Celle-ci instaure des droits de base à tous les êtres humains.
Les droits de l’Homme ne sont que rarement observés en temps de
guerre mais leur respect permet la plupart du temps d’éviter que
des situations tendues dégénèrent en conflit armé. C’est le rôle
du UNHCHR de promouvoir le respect des droits de l’Homme. Cet
organisme doit montrer par des actes concrets la volonté et la
détermination de la communauté internationale à faire respecter
les droits de l’Homme. Par ailleurs, il essaye de faire signer
et ratifier des conventions internationales en matière de respect
des droits de l’Homme comme par exemple « la déclaration sur le
droit et la responsabilité des individus, groupes et organes de
la société de promouvoir et protéger les droits de l'homme et
les libertés fondamentales universellement reconnus » adopté par
l’assemblée générale des Nations Unies le 9 décembre 1998. Le
UNHCR ne fait pas qu’informer sur le nécessaire respect des
droits de l’Homme, il mène aussi des actions sur le terrain qui
consiste aussi bien en une coopération technique qu’en la formation
de policiers ou de militaires. Dans le domaine des droits de l’Homme,
là encore l’ONU n’est pas seule sur le terrain de nombreuses ONG
travaillent avec elle pour la promotion des droits de l’Homme.
On peut citer, entre autres, la
Fédération Internationale des Droits de l’Homme (FIDH), Amnistie
internationale (www.amnesty.ca en anglais), et tant d’autres…
Le pendant de tout conflit est bien entendu la
disponibilité d’armes et surtout d’armes à feu. Depuis
les bombardements d’Hiroshima et Nagasaki les 6 et 8 août 1945,
les armes nucléaires ont, malheureusement fait des progrès gigantesques,
et la technologie des armes en général a, elle aussi, fait beaucoup
de progrès. Kofi Annan a appelé, dans son rapport du millénaire,
les États à travailler à l’élimination de tout risque nucléaire.
La majorité des États dépensent trop en matière d’armement et
pour certains État cela représente la partie majeure du budget
de l’État au détriment d’autres secteurs tel que l’éducation ou
l’agriculture. L’ONU a là encore, bien entendu son rôle à jouer
pour promouvoir le désarmement, essentiel pour assurer la paix.
Le département pour les
affaires de désarmement de l’ONU se charge de faire état de
la situation des armements dans le monde et d’établir des normes
et objectifs en matière de désarmement en collaboration avec d’autres
organismes de l’ONU. De son côté, l’UNIDIR effectue des
recherches sur la possibilité d’entrevoir un avenir plus sûr et
la possibilité d’organiser des colloques et conférences visant
à obtenir des accords portant sur le désarmement.

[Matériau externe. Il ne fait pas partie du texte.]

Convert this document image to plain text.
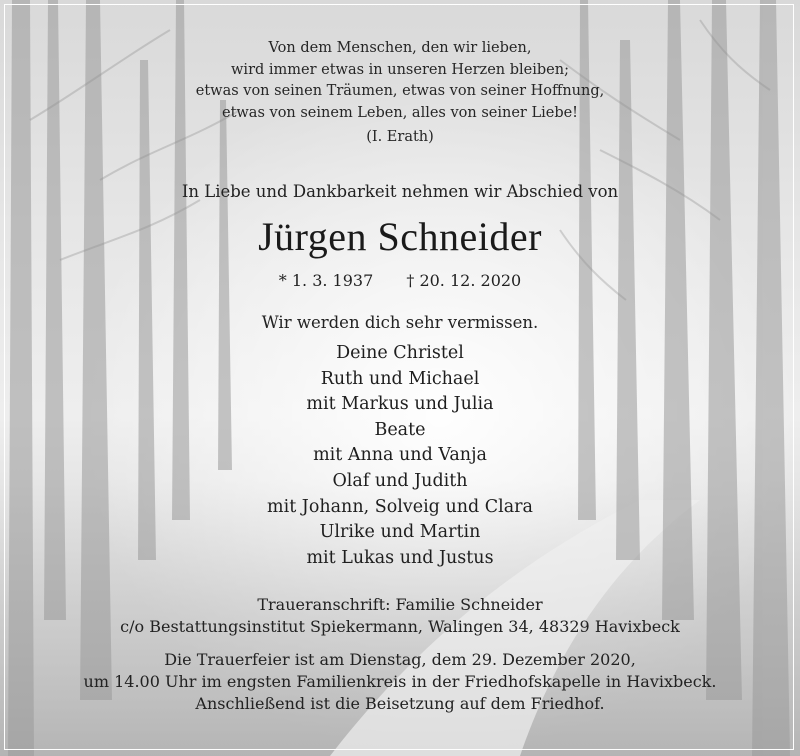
Von dem Menschen, den wir lieben,
wird immer etwas in unseren Herzen bleiben;
etwas von seinen Träumen, etwas von seiner Hoffnung,
etwas von seinem Leben, alles von seiner Liebe!
(I. Erath)
In Liebe und Dankbarkeit nehmen wir Abschied von
Jürgen Schneider
* 1. 3. 1937 † 20. 12. 2020
Wir werden dich sehr vermissen.
Deine Christel
Ruth und Michael
mit Markus und Julia
Beate
mit Anna und Vanja
Olaf und Judith
mit Johann, Solveig und Clara
Ulrike und Martin
mit Lukas und Justus
Traueranschrift: Familie Schneider
c/o Bestattungsinstitut Spiekermann, Walingen 34, 48329 Havixbeck
Die Trauerfeier ist am Dienstag, dem 29. Dezember 2020,
um 14.00 Uhr im engsten Familienkreis in der Friedhofskapelle in Havixbeck.
Anschließend ist die Beisetzung auf dem Friedhof.
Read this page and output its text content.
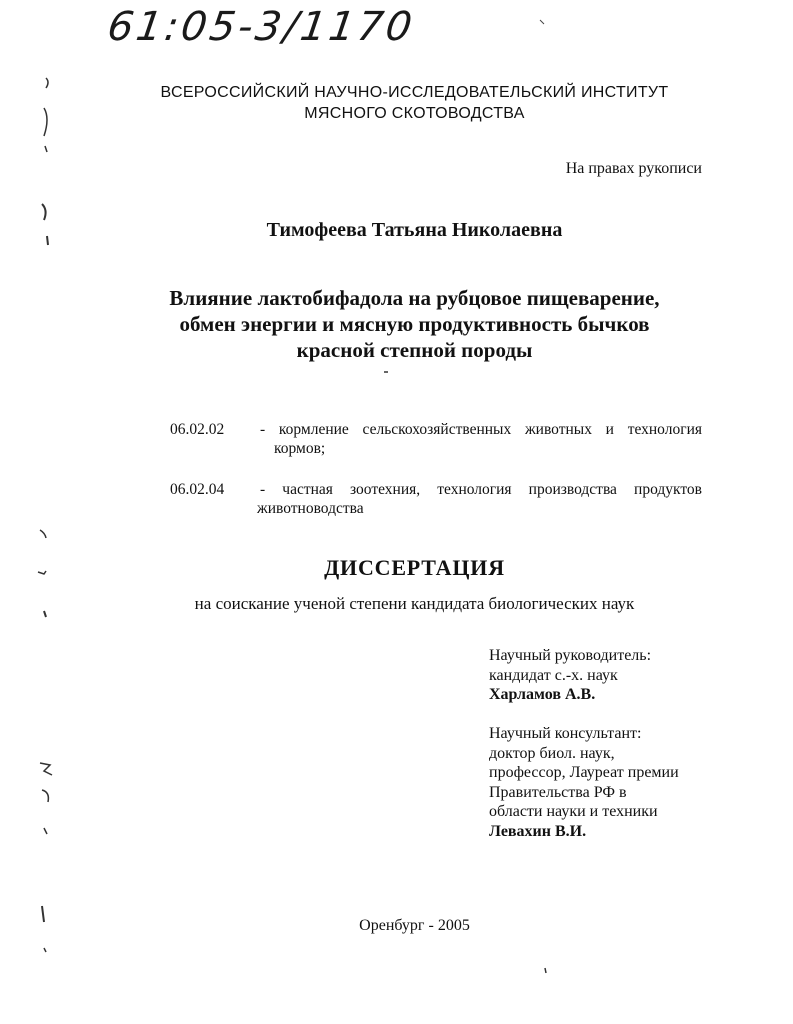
61:05-3/1170
ВСЕРОССИЙСКИЙ НАУЧНО-ИССЛЕДОВАТЕЛЬСКИЙ ИНСТИТУТ
МЯСНОГО СКОТОВОДСТВА
На правах рукописи
Тимофеева Татьяна Николаевна
Влияние лактобифадола на рубцовое пищеварение,
обмен энергии и мясную продуктивность бычков
красной степной породы
06.02.02 - кормление сельскохозяйственных животных и технология
кормов;
06.02.04 - частная зоотехния, технология производства продуктов
животноводства
ДИССЕРТАЦИЯ
на соискание ученой степени кандидата биологических наук
Научный руководитель:
кандидат с.-х. наук
Харламов А.В.
Научный консультант:
доктор биол. наук,
профессор, Лауреат премии
Правительства РФ в
области науки и техники
Левахин В.И.
Оренбург - 2005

[1] Disponible sur : http://www.un.org/french/millenaire/sg/report/index.html
Les autres organes de l’ONU
contribuant à la paix
Il existe aussi d’autres organismes de l’ONU qui contribuent
à la promotion d’une culture de paix. L’UNICEF (Fond
des Nations Unies pour l’Enfance), aide pour sa part à la
protection des droits des enfants. Il intervient aussi bien préventivement
dans les pays en développement de manière à promouvoir l’éducation
des enfants, qu’en situation d’urgence pour les protéger des combats
où ils sont souvent les victimes les plus vulnérables. Il est
en effet important pour assurer l’avenir que les enfants ne soient
pas maltraités et reçoivent une formation. Les enfants assurent
le futur d’un pays. S’assurer que ceux-ci ne soient pas maltraités
permet à la fois le développement des capacités du pays tout en
évitant dans la mesure du possible l’éclatement de futurs conflits.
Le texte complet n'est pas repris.